The Importance of Statistical Power Calculations

When planning research, collecting data, or interpreting an analysis, a crucial research design consideration is the size of the study sample. Typically, all of the individuals in a certain population of interest cannot be evaluated, so a researcher must rely on examining a sample of individuals to make inferences about the population they represent. For example, to understand the benefit of a new drug to prevent migraine, a researcher cannot possibly give the drug or a placebo to all individuals in the world who have migraine. Instead, the researcher will evaluate a sample of individuals with migraine and give the drug or placebo to everyone in this sample. Still, how large does this sample need to be before we can claim to know something about how it works in the population? The answer to this question can be found in statistical power calculations. Statistical power calculations are an integral aspect of determining the size of a sample in evaluating research using null hypothesis testing.

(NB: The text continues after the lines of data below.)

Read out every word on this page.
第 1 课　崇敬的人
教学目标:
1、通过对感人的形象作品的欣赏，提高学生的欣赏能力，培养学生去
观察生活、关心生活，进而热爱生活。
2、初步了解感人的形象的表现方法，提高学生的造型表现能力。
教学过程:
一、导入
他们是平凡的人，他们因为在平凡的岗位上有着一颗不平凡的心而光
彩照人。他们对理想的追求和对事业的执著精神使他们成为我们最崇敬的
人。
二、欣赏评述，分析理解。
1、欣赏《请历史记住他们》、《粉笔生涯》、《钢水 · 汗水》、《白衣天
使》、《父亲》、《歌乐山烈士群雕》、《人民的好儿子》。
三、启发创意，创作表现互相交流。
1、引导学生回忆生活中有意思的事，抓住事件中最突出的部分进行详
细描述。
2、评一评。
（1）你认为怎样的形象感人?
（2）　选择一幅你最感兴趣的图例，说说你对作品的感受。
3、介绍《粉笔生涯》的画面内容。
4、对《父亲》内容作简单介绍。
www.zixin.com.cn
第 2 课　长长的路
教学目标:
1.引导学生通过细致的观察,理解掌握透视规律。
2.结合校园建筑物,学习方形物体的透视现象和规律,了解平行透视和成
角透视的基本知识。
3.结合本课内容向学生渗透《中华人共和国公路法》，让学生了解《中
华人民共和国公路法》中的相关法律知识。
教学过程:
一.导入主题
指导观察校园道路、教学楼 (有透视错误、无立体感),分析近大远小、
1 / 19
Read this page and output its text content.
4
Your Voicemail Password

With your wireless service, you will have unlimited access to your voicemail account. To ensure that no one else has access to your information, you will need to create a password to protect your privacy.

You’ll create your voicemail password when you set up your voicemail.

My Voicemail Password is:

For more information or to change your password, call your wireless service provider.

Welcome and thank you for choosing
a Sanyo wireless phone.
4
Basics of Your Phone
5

As outlined below, when designing a study, an effect size is postulated to exist (eg, a 20% group difference in treatment response), and a study is designed to examine this effect size in relation to a null hypothesis that usually depicts the absence of an effect (eg, a 0% treatment response). Using this effect size and several other analytical assumptions, investigators can calculate a sample size that will allow them to have a good chance of finding statistically significant differences in their sample, even with sampling error that is always encountered when a sample is drawn from a population. For example, the investigators think that their new drug will have a 20% group difference in the population, but due to sampling error, any individual sample drawn from that population likely will exhibit subtle differences from this expected rate. A statistical power calculation takes this into consideration to inform a researcher on the needed sample size to obtain a suitable chance of detecting a hypothesized effect size.